Research Interests

 Mineralogical and geological studies to elucidate volcanic phenomena(T. Ohba)

1. Mineralogical study of volcanic products 

1-1. Volcanic products of phreatic and magmatophreatic eruptions at volcanoes possessing underneath hydrothermal systems 

 At many volcanoes on subduction zones, steam ejected by phreatic and phreatomagmatic eruptions derives from sub-volcanic hydrothermal systems. Mineralogy of hydrothermally-altered fragments in the volcanic products tells us about temperature, depth, and chemical compositions of the hydrothermal fluid (Ohba, 2012; Ohba and Kitade, 2005). We have determined the conditions for cases of the 1997 Akita Yakeyama (Ohba et al. 2007), the 2014 Ontake (Imura et al, 2014; Minami, 2015) the 1926 Tokachi (Imura et al., 2015) and many ancient eruptions (Ohba and Kitade, 2005; Imura et al., 2015). We use XRD and SEM/EDS, and also analyze sulfur isotopic ratios.


(Fig.1)Geological survey on the volcanic ash of the eruption at Ontake on the 27th September 2014. Sampling of the volcanic ash thinly deposited on grass leaves.

1-2. Residence time in magma reservoir and elementary steps of magma mixing recorded as crystal textures 

 Our extensive petrological studies have revealed magmatic processes under volcanoes, focusing on crystal textures and elemental zoning (e.g., Ti in quartz or Mg/Fe in mafic minerals). Volcanoes in NE Honshu volcanic arc are our main filed, involving Yagen Caldera (Toda et al., 2014), Hakkoda (Ohba et al., 2009; Komatsu and Ohba, 2014), Hachimantai (Ohba et al., 2007 & 2009), Chokai (Ohba et al., 2014). Indonesian volcanoes are our next target; we have started working on western Java. Elementary steps of magma mixing have been deciphered from crystal textures in rocks from Chokai, Hakkoda, and some volcanoes in western Java. Residence time after magma recharge into felsic magma chamber was successfully determined by observing Ti zoning in quartz phenocrysts in tuffs from Yagen Caldera. We use SEM/EDS, EPMA, and CL for the petrographical study, in addition to whole rock chemistry with XRF.


(Fig.2)Oscillatory zoning of plagioclase. BSE image.

2.Geological study 

2-1. Sedimentary process of lahar (volcanic mudflow and debris flow) 

 Geological observation at the northern base of Chokai volcano has elucidated sedimentary processes of lahar and consequent spatial variations of sedimentary facies (Minami et al., 2015). Topographic features of the volcanic fan can be well correlated with the sedimentary facies. We also classified lahar deposits into two according to the matrix component, sand-rich and clay-rich types. The clay-rich type contains hydrothermally altered minerals, implying that the lahar derived from hydrothermal alteration zones in the volcanic edifice. We have started survey of some lahar deposits from other volcanoes. Our new targets are the deposits in other volcanic arcs, e.g. Chilean and Indonesian volcanoes.
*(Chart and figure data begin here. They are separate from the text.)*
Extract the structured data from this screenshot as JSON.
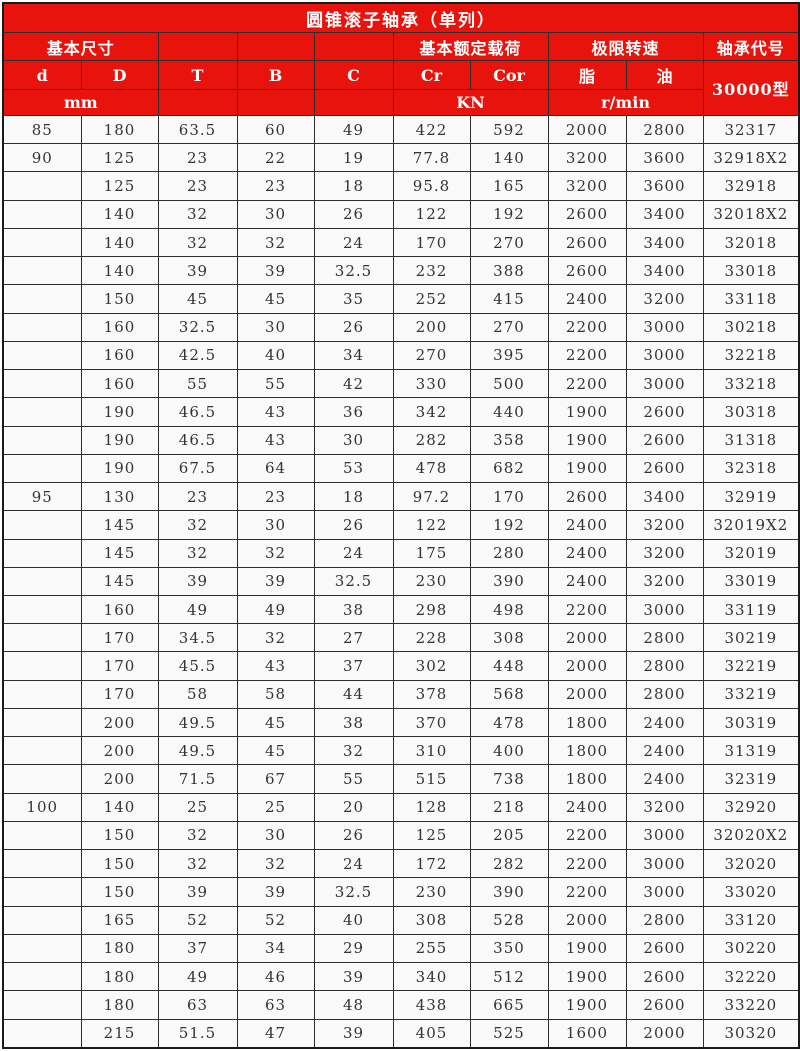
{
  "title": "圆锥滚子轴承（单列）",
  "header": {
    "basic_dimensions": "基本尺寸",
    "rated_load": "基本额定载荷",
    "limit_speed": "极限转速",
    "bearing_code": "轴承代号",
    "sub_columns": {
      "d": "d",
      "D": "D",
      "T": "T",
      "B": "B",
      "C": "C",
      "Cr": "Cr",
      "Cor": "Cor",
      "grease": "脂",
      "oil": "油"
    },
    "unit_mm": "mm",
    "unit_kn": "KN",
    "unit_rpm": "r/min",
    "code_series": "30000型"
  },
  "colors": {
    "header_red": "#e9130d",
    "header_text": "#ffffff",
    "body_text": "#333333",
    "border": "#2e2e2e",
    "cell_bg": "#fafafa"
  },
  "table": {
    "col_keys": [
      "d",
      "D",
      "T",
      "B",
      "C",
      "Cr",
      "Cor",
      "grease",
      "oil",
      "code"
    ],
    "rows": [
      [
        "85",
        "180",
        "63.5",
        "60",
        "49",
        "422",
        "592",
        "2000",
        "2800",
        "32317"
      ],
      [
        "90",
        "125",
        "23",
        "22",
        "19",
        "77.8",
        "140",
        "3200",
        "3600",
        "32918X2"
      ],
      [
        "",
        "125",
        "23",
        "23",
        "18",
        "95.8",
        "165",
        "3200",
        "3600",
        "32918"
      ],
      [
        "",
        "140",
        "32",
        "30",
        "26",
        "122",
        "192",
        "2600",
        "3400",
        "32018X2"
      ],
      [
        "",
        "140",
        "32",
        "32",
        "24",
        "170",
        "270",
        "2600",
        "3400",
        "32018"
      ],
      [
        "",
        "140",
        "39",
        "39",
        "32.5",
        "232",
        "388",
        "2600",
        "3400",
        "33018"
      ],
      [
        "",
        "150",
        "45",
        "45",
        "35",
        "252",
        "415",
        "2400",
        "3200",
        "33118"
      ],
      [
        "",
        "160",
        "32.5",
        "30",
        "26",
        "200",
        "270",
        "2200",
        "3000",
        "30218"
      ],
      [
        "",
        "160",
        "42.5",
        "40",
        "34",
        "270",
        "395",
        "2200",
        "3000",
        "32218"
      ],
      [
        "",
        "160",
        "55",
        "55",
        "42",
        "330",
        "500",
        "2200",
        "3000",
        "33218"
      ],
      [
        "",
        "190",
        "46.5",
        "43",
        "36",
        "342",
        "440",
        "1900",
        "2600",
        "30318"
      ],
      [
        "",
        "190",
        "46.5",
        "43",
        "30",
        "282",
        "358",
        "1900",
        "2600",
        "31318"
      ],
      [
        "",
        "190",
        "67.5",
        "64",
        "53",
        "478",
        "682",
        "1900",
        "2600",
        "32318"
      ],
      [
        "95",
        "130",
        "23",
        "23",
        "18",
        "97.2",
        "170",
        "2600",
        "3400",
        "32919"
      ],
      [
        "",
        "145",
        "32",
        "30",
        "26",
        "122",
        "192",
        "2400",
        "3200",
        "32019X2"
      ],
      [
        "",
        "145",
        "32",
        "32",
        "24",
        "175",
        "280",
        "2400",
        "3200",
        "32019"
      ],
      [
        "",
        "145",
        "39",
        "39",
        "32.5",
        "230",
        "390",
        "2400",
        "3200",
        "33019"
      ],
      [
        "",
        "160",
        "49",
        "49",
        "38",
        "298",
        "498",
        "2200",
        "3000",
        "33119"
      ],
      [
        "",
        "170",
        "34.5",
        "32",
        "27",
        "228",
        "308",
        "2000",
        "2800",
        "30219"
      ],
      [
        "",
        "170",
        "45.5",
        "43",
        "37",
        "302",
        "448",
        "2000",
        "2800",
        "32219"
      ],
      [
        "",
        "170",
        "58",
        "58",
        "44",
        "378",
        "568",
        "2000",
        "2800",
        "33219"
      ],
      [
        "",
        "200",
        "49.5",
        "45",
        "38",
        "370",
        "478",
        "1800",
        "2400",
        "30319"
      ],
      [
        "",
        "200",
        "49.5",
        "45",
        "32",
        "310",
        "400",
        "1800",
        "2400",
        "31319"
      ],
      [
        "",
        "200",
        "71.5",
        "67",
        "55",
        "515",
        "738",
        "1800",
        "2400",
        "32319"
      ],
      [
        "100",
        "140",
        "25",
        "25",
        "20",
        "128",
        "218",
        "2400",
        "3200",
        "32920"
      ],
      [
        "",
        "150",
        "32",
        "30",
        "26",
        "125",
        "205",
        "2200",
        "3000",
        "32020X2"
      ],
      [
        "",
        "150",
        "32",
        "32",
        "24",
        "172",
        "282",
        "2200",
        "3000",
        "32020"
      ],
      [
        "",
        "150",
        "39",
        "39",
        "32.5",
        "230",
        "390",
        "2200",
        "3000",
        "33020"
      ],
      [
        "",
        "165",
        "52",
        "52",
        "40",
        "308",
        "528",
        "2000",
        "2800",
        "33120"
      ],
      [
        "",
        "180",
        "37",
        "34",
        "29",
        "255",
        "350",
        "1900",
        "2600",
        "30220"
      ],
      [
        "",
        "180",
        "49",
        "46",
        "39",
        "340",
        "512",
        "1900",
        "2600",
        "32220"
      ],
      [
        "",
        "180",
        "63",
        "63",
        "48",
        "438",
        "665",
        "1900",
        "2600",
        "33220"
      ],
      [
        "",
        "215",
        "51.5",
        "47",
        "39",
        "405",
        "525",
        "1600",
        "2000",
        "30320"
      ]
    ]
  }
}
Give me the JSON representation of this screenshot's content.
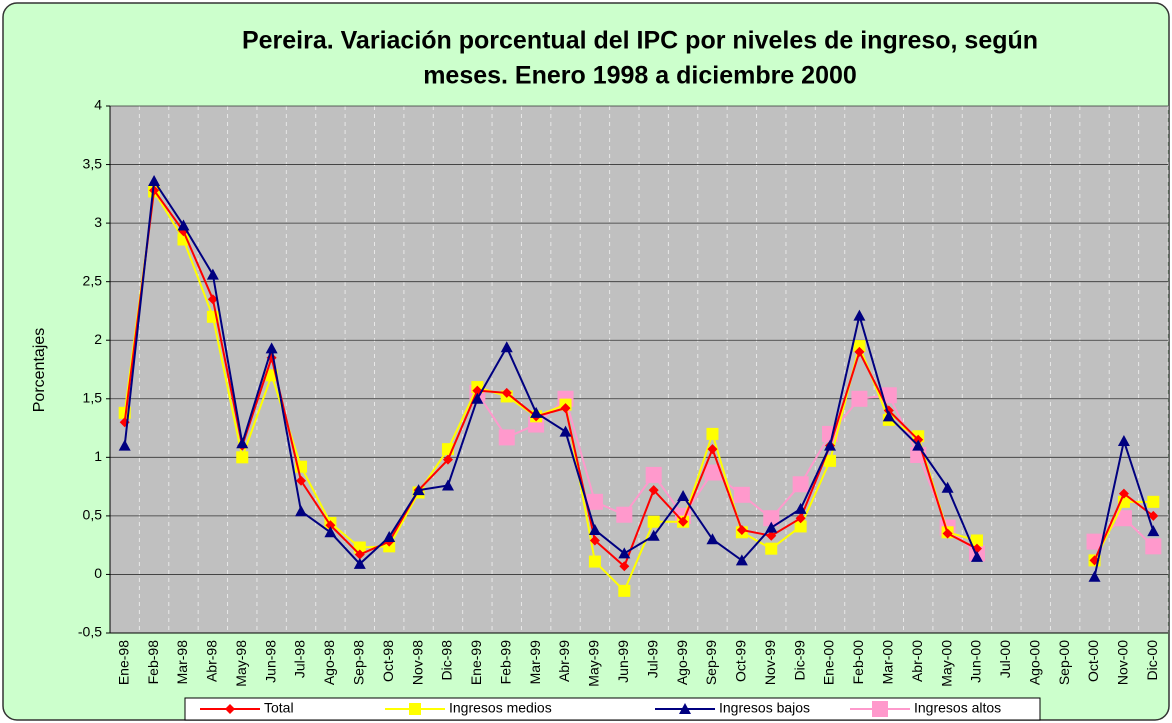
{
  "chart_data": {
    "type": "line",
    "title": [
      "Pereira.  Variación porcentual del IPC por niveles de ingreso, según",
      "meses.  Enero 1998 a diciembre 2000"
    ],
    "y_label": "Porcentajes",
    "categories": [
      "Ene-98",
      "Feb-98",
      "Mar-98",
      "Abr-98",
      "May-98",
      "Jun-98",
      "Jul-98",
      "Ago-98",
      "Sep-98",
      "Oct-98",
      "Nov-98",
      "Dic-98",
      "Ene-99",
      "Feb-99",
      "Mar-99",
      "Abr-99",
      "May-99",
      "Jun-99",
      "Jul-99",
      "Ago-99",
      "Sep-99",
      "Oct-99",
      "Nov-99",
      "Dic-99",
      "Ene-00",
      "Feb-00",
      "Mar-00",
      "Abr-00",
      "May-00",
      "Jun-00",
      "Jul-00",
      "Ago-00",
      "Sep-00",
      "Oct-00",
      "Nov-00",
      "Dic-00"
    ],
    "series": [
      {
        "name": "Total",
        "color": "#ff0000",
        "marker": "diamond",
        "values": [
          1.3,
          3.28,
          2.93,
          2.35,
          1.1,
          1.85,
          0.8,
          0.42,
          0.17,
          0.28,
          0.72,
          0.98,
          1.57,
          1.55,
          1.35,
          1.42,
          0.29,
          0.07,
          0.72,
          0.45,
          1.07,
          0.38,
          0.33,
          0.48,
          1.1,
          1.9,
          1.4,
          1.15,
          0.35,
          0.22,
          null,
          null,
          null,
          0.12,
          0.69,
          0.5
        ]
      },
      {
        "name": "Ingresos medios",
        "color": "#ffff00",
        "marker": "square",
        "values": [
          1.38,
          3.27,
          2.86,
          2.2,
          1.0,
          1.7,
          0.92,
          0.44,
          0.23,
          0.24,
          0.7,
          1.07,
          1.6,
          1.52,
          1.35,
          1.45,
          0.11,
          -0.14,
          0.45,
          0.45,
          1.2,
          0.36,
          0.22,
          0.41,
          0.97,
          1.95,
          1.32,
          1.18,
          0.36,
          0.29,
          null,
          null,
          null,
          0.12,
          0.62,
          0.62
        ]
      },
      {
        "name": "Ingresos bajos",
        "color": "#000080",
        "marker": "triangle",
        "values": [
          1.1,
          3.36,
          2.98,
          2.56,
          1.12,
          1.93,
          0.54,
          0.36,
          0.09,
          0.32,
          0.72,
          0.76,
          1.5,
          1.94,
          1.38,
          1.22,
          0.38,
          0.18,
          0.33,
          0.67,
          0.3,
          0.12,
          0.4,
          0.56,
          1.1,
          2.21,
          1.35,
          1.1,
          0.74,
          0.15,
          null,
          null,
          null,
          -0.02,
          1.14,
          0.37
        ]
      },
      {
        "name": "Ingresos altos",
        "color": "#ff99cc",
        "marker": "bigsquare",
        "values": [
          null,
          null,
          null,
          null,
          null,
          null,
          null,
          null,
          null,
          null,
          null,
          null,
          1.55,
          1.17,
          1.28,
          1.5,
          0.62,
          0.51,
          0.85,
          0.5,
          0.87,
          0.68,
          0.48,
          0.77,
          1.2,
          1.5,
          1.53,
          1.02,
          0.4,
          0.18,
          null,
          null,
          null,
          0.28,
          0.48,
          0.24
        ]
      }
    ],
    "ylim": [
      -0.5,
      4
    ],
    "yticks": [
      {
        "value": -0.5,
        "label": "-0,5"
      },
      0,
      {
        "value": 0.5,
        "label": "0,5"
      },
      1,
      {
        "value": 1.5,
        "label": "1,5"
      },
      2,
      {
        "value": 2.5,
        "label": "2,5"
      },
      3,
      {
        "value": 3.5,
        "label": "3,5"
      },
      4
    ],
    "grid": true,
    "legend": "bottom"
  }
}
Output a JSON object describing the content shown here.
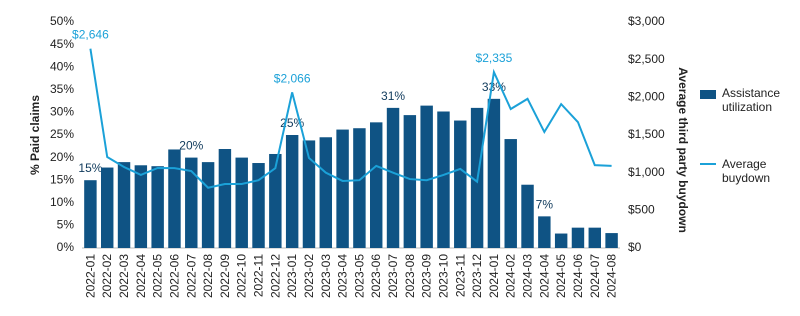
{
  "chart_data": {
    "type": "bar_line",
    "y_label": "% Paid claims",
    "y2_label": "Average third party buydown",
    "categories": [
      "2022-01",
      "2022-02",
      "2022-03",
      "2022-04",
      "2022-05",
      "2022-06",
      "2022-07",
      "2022-08",
      "2022-09",
      "2022-10",
      "2022-11",
      "2022-12",
      "2023-01",
      "2023-02",
      "2023-03",
      "2023-04",
      "2023-05",
      "2023-06",
      "2023-07",
      "2023-08",
      "2023-09",
      "2023-10",
      "2023-11",
      "2023-12",
      "2024-01",
      "2024-02",
      "2024-03",
      "2024-04",
      "2024-05",
      "2024-06",
      "2024-07",
      "2024-08"
    ],
    "series": [
      {
        "name": "Assistance utilization",
        "type": "bar",
        "color": "#0f5384",
        "values": [
          15,
          17.8,
          19,
          18.3,
          18.1,
          21.8,
          20,
          19,
          21.9,
          20,
          18.8,
          20.8,
          25,
          23.8,
          24.5,
          26.2,
          26.5,
          27.8,
          31,
          29.4,
          31.5,
          30.2,
          28.2,
          31,
          33,
          24.1,
          14,
          7,
          3.2,
          4.5,
          4.5,
          3.3
        ],
        "value_labels": [
          "15%",
          null,
          null,
          null,
          null,
          null,
          "20%",
          null,
          null,
          null,
          null,
          null,
          "25%",
          null,
          null,
          null,
          null,
          null,
          "31%",
          null,
          null,
          null,
          null,
          null,
          "33%",
          null,
          null,
          "7%",
          null,
          null,
          null,
          null
        ]
      },
      {
        "name": "Average buydown",
        "type": "line",
        "axis": "y2",
        "color": "#1ba1d8",
        "values": [
          2646,
          1208,
          1075,
          970,
          1062,
          1060,
          1022,
          800,
          850,
          850,
          900,
          1060,
          2066,
          1195,
          1000,
          890,
          900,
          1090,
          1000,
          915,
          900,
          970,
          1050,
          880,
          2335,
          1845,
          1980,
          1540,
          1910,
          1670,
          1100,
          1090
        ],
        "value_labels": [
          "$2,646",
          null,
          null,
          null,
          null,
          null,
          null,
          null,
          null,
          null,
          null,
          null,
          "$2,066",
          null,
          null,
          null,
          null,
          null,
          null,
          null,
          null,
          null,
          null,
          null,
          "$2,335",
          null,
          null,
          null,
          null,
          null,
          null,
          null
        ]
      }
    ],
    "ylim": [
      0,
      50
    ],
    "yticks": [
      {
        "value": 0,
        "label": "0%"
      },
      {
        "value": 5,
        "label": "5%"
      },
      {
        "value": 10,
        "label": "10%"
      },
      {
        "value": 15,
        "label": "15%"
      },
      {
        "value": 20,
        "label": "20%"
      },
      {
        "value": 25,
        "label": "25%"
      },
      {
        "value": 30,
        "label": "30%"
      },
      {
        "value": 35,
        "label": "35%"
      },
      {
        "value": 40,
        "label": "40%"
      },
      {
        "value": 45,
        "label": "45%"
      },
      {
        "value": 50,
        "label": "50%"
      }
    ],
    "y2lim": [
      0,
      3000
    ],
    "y2ticks": [
      {
        "value": 0,
        "label": "$0"
      },
      {
        "value": 500,
        "label": "$500"
      },
      {
        "value": 1000,
        "label": "$1,000"
      },
      {
        "value": 1500,
        "label": "$1,500"
      },
      {
        "value": 2000,
        "label": "$2,000"
      },
      {
        "value": 2500,
        "label": "$2,500"
      },
      {
        "value": 3000,
        "label": "$3,000"
      }
    ],
    "grid": false,
    "legend": "right"
  }
}
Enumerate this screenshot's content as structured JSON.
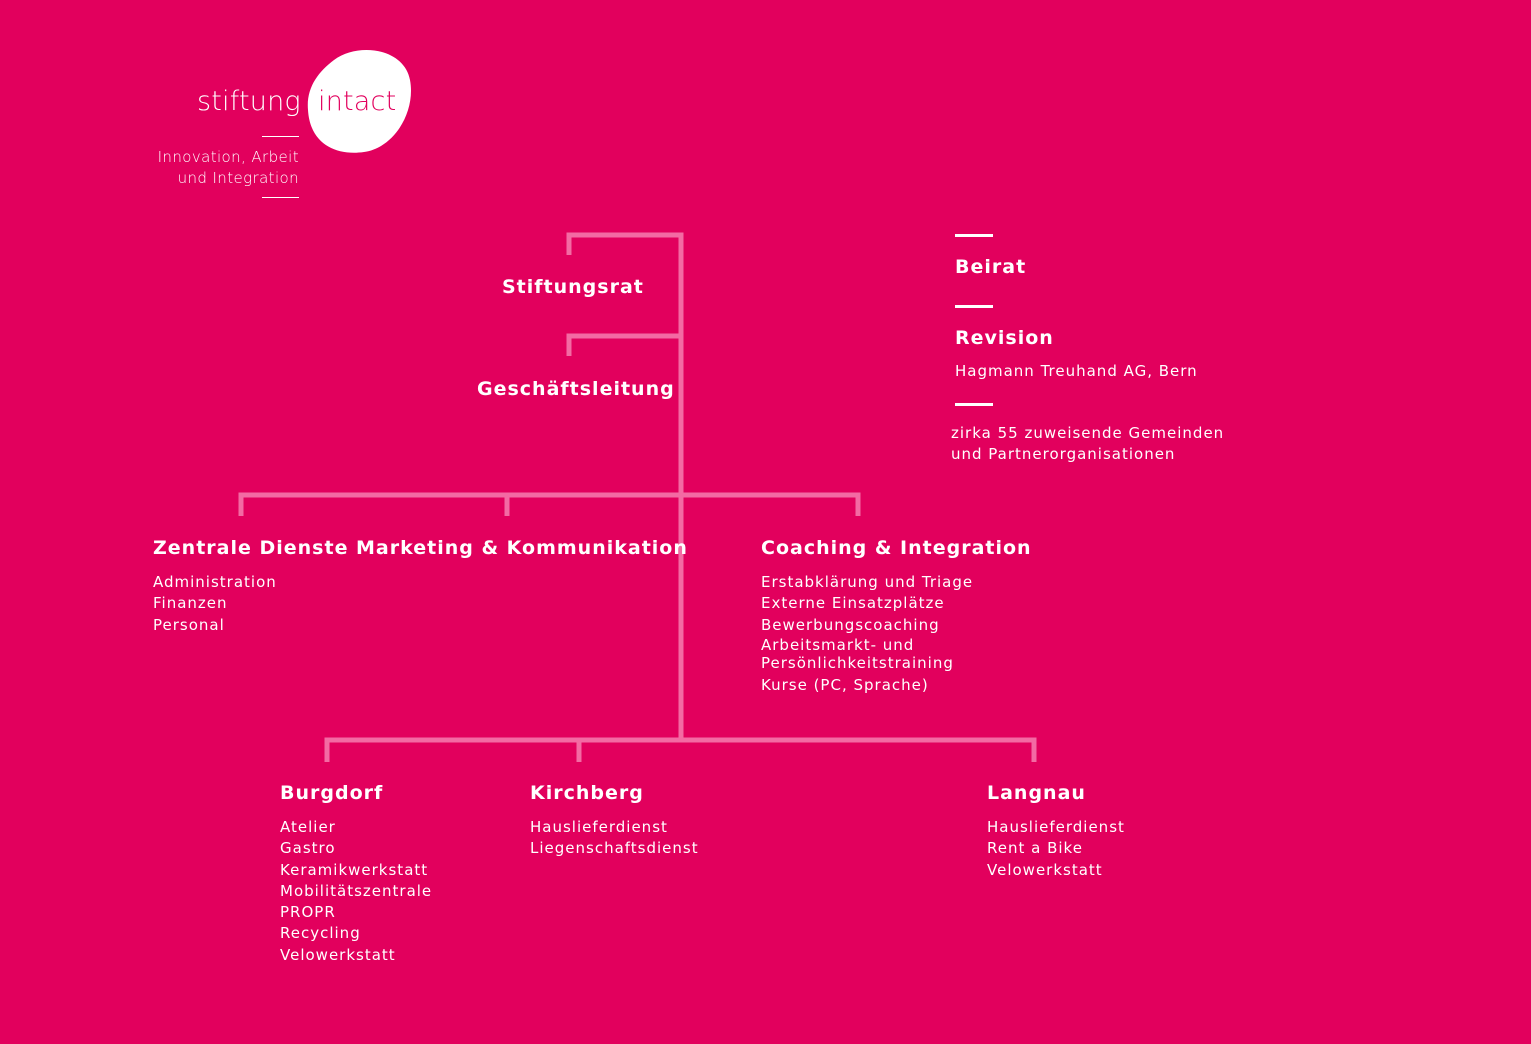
{
  "logo": {
    "word_left": "stiftung",
    "word_right": "intact",
    "tagline": [
      "Innovation, Arbeit",
      "und Integration"
    ]
  },
  "colors": {
    "background": "#e2005d",
    "connector_lines": "#f36aa3",
    "text": "#ffffff"
  },
  "top": {
    "board": "Stiftungsrat",
    "management": "Geschäftsleitung"
  },
  "side": {
    "advisory": "Beirat",
    "audit": {
      "title": "Revision",
      "detail": "Hagmann Treuhand AG, Bern"
    },
    "partners": [
      "zirka 55 zuweisende Gemeinden",
      "und Partnerorganisationen"
    ]
  },
  "departments": [
    {
      "title": "Zentrale Dienste",
      "items": [
        "Administration",
        "Finanzen",
        "Personal"
      ]
    },
    {
      "title": "Marketing & Kommunikation",
      "items": []
    },
    {
      "title": "Coaching & Integration",
      "items": [
        "Erstabklärung und Triage",
        "Externe Einsatzplätze",
        "Bewerbungscoaching",
        "Arbeitsmarkt- und Persönlichkeitstraining",
        "Kurse (PC, Sprache)"
      ]
    }
  ],
  "locations": [
    {
      "title": "Burgdorf",
      "items": [
        "Atelier",
        "Gastro",
        "Keramikwerkstatt",
        "Mobilitätszentrale",
        "PROPR",
        "Recycling",
        "Velowerkstatt"
      ]
    },
    {
      "title": "Kirchberg",
      "items": [
        "Hauslieferdienst",
        "Liegenschaftsdienst"
      ]
    },
    {
      "title": "Langnau",
      "items": [
        "Hauslieferdienst",
        "Rent a Bike",
        "Velowerkstatt"
      ]
    }
  ]
}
(Fig.3)Geological survey of lahar deposit at Purico volcanic complex, Chile

2-2.Eruptive history of active volcanoes 

 Some of our geological studies on Quaternary volcanoes combine stratigraphy with AMS dating and petrography. Eruption history of Chokai volcano was deciphered by the observation to volcanic ash layers preserved in swamp deposits (Ohba et al., 2011). The volcano has intermittently erupted during the last 4000 years with an interval of c. 80 years.


(Fig.4)Geological Survey on volcanic ash from an active volcano

2-3. Study of caldera formation 

 Stratigraphy, geologic structure and petrological characteristics of pyroclastic deposits from caldera eruptions reflect formative processes of the caldera volcano. We have observed out-flow deposits distributed around Osaki area, Miyagi, and caldera-fill deposits in Yagen Caldera, Aomori (Toda et al., 2014), and in Sanzugawa Caldera, Akita (Oki and Ohba, 2014).


(Fig.5)Geological survey at Sanzugawa Caldera.